35. As regards medical evidence, the Applicant attached to her Supplementary Affidavit a copy of a Medical Report dated 17th March, 2025 by Dr. Praxides E. Pessah Consultant Psychiatrist. The following observations were made upon mental state examination of the 1st Defendant;“…Patient was oriented in person sdaand time, not place.Short term memory was very poor, full of confabulations and kept referring to the wife and signaling for assisted recall and reply to questions.Long term memory- Implicit memory was intact. For explicit, episodic memory was poor, while semantic memory was intact.Judgement was partially/fairly good.Attention and concentration was poor.Had no insight…Very poor immediate recall memory and short term memory…”

36. The Psychiatrist made the following diagnosis and opinion in the report;“Diagnosis.Moderate Major Neurocognitive Disorder (Formerly referred to as Dementia) – Alzheimer’s type…Professional OpinionJohn Kositany cannot be relied upon to make executive decisions given the nature and course of his illness and prevailing symptoms.”

37. As stated in the preceding paragraphs, this Court upon conducting an inquiry observed that the 1st Defendant may be incapable of protecting his interests.

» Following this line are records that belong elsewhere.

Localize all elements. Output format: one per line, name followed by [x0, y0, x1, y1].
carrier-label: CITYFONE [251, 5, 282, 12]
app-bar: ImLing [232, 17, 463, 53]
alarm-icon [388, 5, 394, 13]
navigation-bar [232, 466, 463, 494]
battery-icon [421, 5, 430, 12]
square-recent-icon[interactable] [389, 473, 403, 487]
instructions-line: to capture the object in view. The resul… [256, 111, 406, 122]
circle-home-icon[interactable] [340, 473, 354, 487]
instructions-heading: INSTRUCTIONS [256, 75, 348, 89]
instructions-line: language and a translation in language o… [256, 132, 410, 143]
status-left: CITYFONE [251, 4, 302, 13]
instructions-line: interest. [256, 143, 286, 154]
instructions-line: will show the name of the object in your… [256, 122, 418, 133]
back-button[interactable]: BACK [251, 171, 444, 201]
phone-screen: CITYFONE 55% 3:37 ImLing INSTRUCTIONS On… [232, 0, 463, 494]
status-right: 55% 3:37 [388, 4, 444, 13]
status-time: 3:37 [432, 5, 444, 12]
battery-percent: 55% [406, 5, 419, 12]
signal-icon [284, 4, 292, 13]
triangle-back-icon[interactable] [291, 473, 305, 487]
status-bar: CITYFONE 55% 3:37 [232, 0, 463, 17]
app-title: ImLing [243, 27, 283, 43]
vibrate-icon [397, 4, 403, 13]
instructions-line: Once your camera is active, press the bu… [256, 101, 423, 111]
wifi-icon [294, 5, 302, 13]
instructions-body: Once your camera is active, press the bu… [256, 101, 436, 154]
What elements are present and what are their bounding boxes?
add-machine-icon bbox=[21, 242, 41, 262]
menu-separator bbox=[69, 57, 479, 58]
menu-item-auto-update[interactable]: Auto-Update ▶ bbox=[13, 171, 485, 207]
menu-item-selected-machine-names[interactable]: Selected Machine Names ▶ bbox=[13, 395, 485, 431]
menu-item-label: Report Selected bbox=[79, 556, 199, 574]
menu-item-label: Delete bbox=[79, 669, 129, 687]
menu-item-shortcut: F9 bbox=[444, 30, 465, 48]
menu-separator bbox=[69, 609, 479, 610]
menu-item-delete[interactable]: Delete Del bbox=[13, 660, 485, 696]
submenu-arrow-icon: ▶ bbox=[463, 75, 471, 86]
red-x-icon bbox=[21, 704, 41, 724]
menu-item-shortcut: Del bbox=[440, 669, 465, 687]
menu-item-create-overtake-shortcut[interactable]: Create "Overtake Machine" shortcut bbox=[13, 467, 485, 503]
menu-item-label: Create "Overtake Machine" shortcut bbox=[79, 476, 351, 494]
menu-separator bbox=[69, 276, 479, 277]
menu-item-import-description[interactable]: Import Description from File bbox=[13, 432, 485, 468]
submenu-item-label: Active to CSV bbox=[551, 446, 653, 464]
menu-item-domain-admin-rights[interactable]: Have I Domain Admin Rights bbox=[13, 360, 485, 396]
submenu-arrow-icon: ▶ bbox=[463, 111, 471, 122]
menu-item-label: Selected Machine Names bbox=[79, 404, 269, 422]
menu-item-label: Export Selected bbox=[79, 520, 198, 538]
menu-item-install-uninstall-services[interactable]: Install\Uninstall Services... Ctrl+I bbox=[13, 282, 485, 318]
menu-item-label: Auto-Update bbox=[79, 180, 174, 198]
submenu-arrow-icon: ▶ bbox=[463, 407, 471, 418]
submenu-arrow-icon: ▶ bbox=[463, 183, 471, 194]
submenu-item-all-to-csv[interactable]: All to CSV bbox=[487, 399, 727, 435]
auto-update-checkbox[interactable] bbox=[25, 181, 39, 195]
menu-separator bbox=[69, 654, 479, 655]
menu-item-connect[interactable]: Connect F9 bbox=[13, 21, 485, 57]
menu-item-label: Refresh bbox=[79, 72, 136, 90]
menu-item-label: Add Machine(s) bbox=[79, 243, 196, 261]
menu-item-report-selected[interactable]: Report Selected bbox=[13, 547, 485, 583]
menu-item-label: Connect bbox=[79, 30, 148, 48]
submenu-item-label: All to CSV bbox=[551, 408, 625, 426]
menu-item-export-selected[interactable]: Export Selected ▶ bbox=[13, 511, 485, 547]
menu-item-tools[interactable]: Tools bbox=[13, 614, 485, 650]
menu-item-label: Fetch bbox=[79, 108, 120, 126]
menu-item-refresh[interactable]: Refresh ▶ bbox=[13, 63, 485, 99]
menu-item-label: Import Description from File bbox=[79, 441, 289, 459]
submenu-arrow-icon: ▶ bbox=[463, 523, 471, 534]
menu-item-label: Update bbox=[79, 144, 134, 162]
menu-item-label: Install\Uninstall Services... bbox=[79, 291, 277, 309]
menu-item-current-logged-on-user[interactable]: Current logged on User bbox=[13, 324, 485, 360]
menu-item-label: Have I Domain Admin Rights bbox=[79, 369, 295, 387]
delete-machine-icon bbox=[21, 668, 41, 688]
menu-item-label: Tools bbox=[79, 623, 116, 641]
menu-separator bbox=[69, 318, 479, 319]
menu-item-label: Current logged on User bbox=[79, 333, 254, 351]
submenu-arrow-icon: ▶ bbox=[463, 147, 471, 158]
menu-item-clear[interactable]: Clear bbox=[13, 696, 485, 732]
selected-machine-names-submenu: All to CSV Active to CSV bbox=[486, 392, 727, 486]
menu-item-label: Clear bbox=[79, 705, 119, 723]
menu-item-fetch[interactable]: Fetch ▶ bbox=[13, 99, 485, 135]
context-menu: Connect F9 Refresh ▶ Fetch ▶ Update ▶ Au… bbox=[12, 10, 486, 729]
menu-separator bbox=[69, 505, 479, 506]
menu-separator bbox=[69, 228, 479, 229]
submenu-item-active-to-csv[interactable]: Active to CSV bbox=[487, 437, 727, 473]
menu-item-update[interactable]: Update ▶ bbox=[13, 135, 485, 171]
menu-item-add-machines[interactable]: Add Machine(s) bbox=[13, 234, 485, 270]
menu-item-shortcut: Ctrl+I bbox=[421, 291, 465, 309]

38. The medical report on record supports this observation.

Disposition. 39. The upshot of the foregoing is that the Applicant’s application dated 10th December, 2024 is merited and it is hereby allowed in the following terms;a.Chepkirui Kositany is hereby appointed as guardian ad litem of the 1st Defendant; John Kositany.b.Chepkirui Kositany is hereby made a party in this suit as guardian ad litem of the 1st Defendant, John Kositany.c.Costs of this application shall be in the cause.

40. It is so ordered.

DATED, SIGNED AND DELIVERED VIRTUALLY AT KERICHO THIS 10TH DAY OF JULY, 2025. L. A. OMOLLO.JUDGE.In the presence of: -Mr. B.K Langat for the Applicant and 1st Defendant.The firm of Obando Koko for Plaintiff. Absent.Miss Chepkemoi for 2nd and 3rd Defendant/Respondent.Court Assistant; Mr. Joseph Makori.